Quel que soit leur âge, les jeunes ont une très grande soif de
communiquer. Cette soif commence à se manifester dès la naissance. De
mois en mois, d’année en année, des codes de plus en plus élaborés
sont explorés par l’enfant, au fur et à mesure qu’il échange avec son
entourage : ses parents, ses frères et sœurs, ses amis, les
éducatrices de la garderie et plus tard, l’enseignant. Dès la
naissance et pour qui veut le comprendre, ses gestes, ses rictus, tout
est pour lui, moyen de communication. Au fur et à mesure que sa
physiologie évolue, sa perception des codes verbaux et non verbaux
prend du sens et la répétition de tel ou tel mot, lui en confirme la
permanence. C’est ensuite à son tour de chercher à les reproduire et
d’en vérifier l’effet sur ses proches. Généralement, l’attention qu’on
lui porte va au-delà de ses attentes. « Mma… mma » est immédiatement
perçu comme l’expression du mot « maman ». Tout le monde s’extasie;
bébé a la confirmation que ces syllabes attirent l’attention de la
boule de cheveux qui lui sourit et… surtout …qui lui donne le sein ou
le biberon!
Le langage se construit ainsi et l’écrit arrivera de la même façon.
L’enfant réalise aussi que pour communiquer, il faut être au moins
deux. Peu à peu, il apprend que le sens et le poids des mots
comportent des nuances en fonction des interlocuteurs. C’est tout un
apprentissage qui l’enrichit d’un vocabulaire différencié en fonction
des interlocuteurs et des situations. Ici, l’influence du milieu de
l’enfant et de ses expériences revêt une grande importance car elle le
confirme de plus en plus dans sa façon d’appréhender son monde en
devenir.

C’est à partir de ce stade, jusqu’à l’âge adulte, qu’il nous paraît
important d’accompagner ce jeune en devenir, dans une recherche de
l’écoute d’autrui et dans un raffinement de plus en plus nuancé et
précis de l’expression de son imaginaire en construction. L’école,
jusqu’à ces derniers temps, fournissait au jeune les instruments pour
coder plus précisément cette symbolique arbitraire qu’est l’écriture,
tant pour la lire que pour l’écrire. On s’est aperçu que c’était
insuffisant, car elle ne tenait pas compte de toutes les compétences
de l’enfant pour s’intéresser véritablement à l’objet même de toute
cette démarche : le message. Ces préoccupations se manifestent, à
mesure que la réforme de l’enseignement se met en place
progressivement.
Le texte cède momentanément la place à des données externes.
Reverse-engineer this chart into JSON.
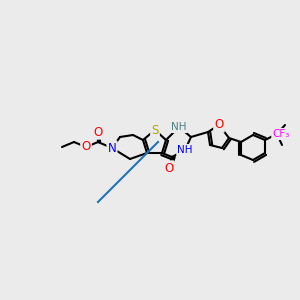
{
  "bg_color": "#ebebeb",
  "bond_color": "#000000",
  "bond_lw": 1.5,
  "font_size": 7.5,
  "fig_w": 3.0,
  "fig_h": 3.0,
  "dpi": 100,
  "atoms": {
    "S": {
      "color": "#aaaa00"
    },
    "N": {
      "color": "#0000ff"
    },
    "NH": {
      "color": "#4a8080"
    },
    "O": {
      "color": "#ff0000"
    },
    "F": {
      "color": "#ff00ff"
    },
    "C": {
      "color": "#000000"
    }
  }
}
Les enseignants tentent d’en tenir compte.
Malheureusement, leur tâche est immense, car le nombre d’enfants est
trop important pour qu’ils se consacrent à la recherche du
développement optimal de chaque enfant.

Nous croyons que certains milieux peuvent faire des expériences très
bénéfiques pour enrichir la qualité de cette communication. Dès l’âge
de quatre ans les enfants commencent à découvrir que l’écriture a du
sens, puisque papa ou maman leur a lu plusieurs fois la même histoire
dans le même livre qui a les mêmes images et les mêmes mots. Bien sûr,
il ne sait pas lire mais les images lui parlent et il reconnaît dans
ces images ce que papa ou maman lui ont lu.
Les liens qu’il fait avec le texte, les images et ce qui lui est lu,
sont des facteurs de motivation puissants pour découvrir, apprendre et
utiliser ces codes qui, pris isolément, n’ont encore aucun sens pour
lui.

Dans le cadre du projet « Les jeunes s’approprient leur littérature »,
nous avons expérimenté plusieurs démarches qui amplifiaient chez les
jeunes enfants, le goût de traduire en mots écrits, leur imaginaire.
Plusieurs de ces expériences consistaient à faire inventer des
histoires par des enfants de quatre ans, à les transcrire et ensuite,
à les faire illustrer par ces mêmes enfants. Les éducateurs et les
éducatrices de CPE et les parents doivent se reconnaître dans ces
expériences, car nombreux sont ceux qui les ont pratiquées. Les
enfants adorent ce genre d’activités car ils se sentent reconnus dans
ce qu’ils expriment. De plus, afficher les dessins qu’ils ont
réalisés, prolonge leur plaisir d’avoir participé à une œuvre tangible
et vérifiable.

Nous sommes allés beaucoup plus loin et les résultats ont été
époustouflants!

Nous avons proposé à des jeunes enfants d’inventer une histoire à
partir d’une démarche qui tient compte des étapes de la construction
d’un conte : description des personnages, évocation d’un problème,
recherche de solutions, conclusion. Au fur et à mesure que l’histoire
s’élaborait, les enfants voyaient une transcription de leur évocation
sous forme de dessin. Ils avaient une trace écrite, compréhensible par
eux, de ce que l’animateur écrivait. Ces enfants étaient transportés
de joie lorsque l’animateur relisait ses écrits et qu’ils pouvaient
lire l’histoire sur le dessin. Cette approche a fait l’objet d’un
projet de recherche de maîtrise qui confirme que, non seulement, les
enfants amélioraient la richesse de leur vocabulaire et la qualité
syntaxique de leur évocation mais aussi, que leur niveau d’opération
mentale s’était accru, après une pratique de cette expérience durant
seulement quelques jours.

Cette expérimentation confirme que cette pratique permet d’enrichir la
qualité de l’expression du jeune enfant dans son milieu. De plus, elle
met en évidence le plaisir de la découverte et le désir de l’enfant,
de s’améliorer toujours plus, si les conditions le lui permettent.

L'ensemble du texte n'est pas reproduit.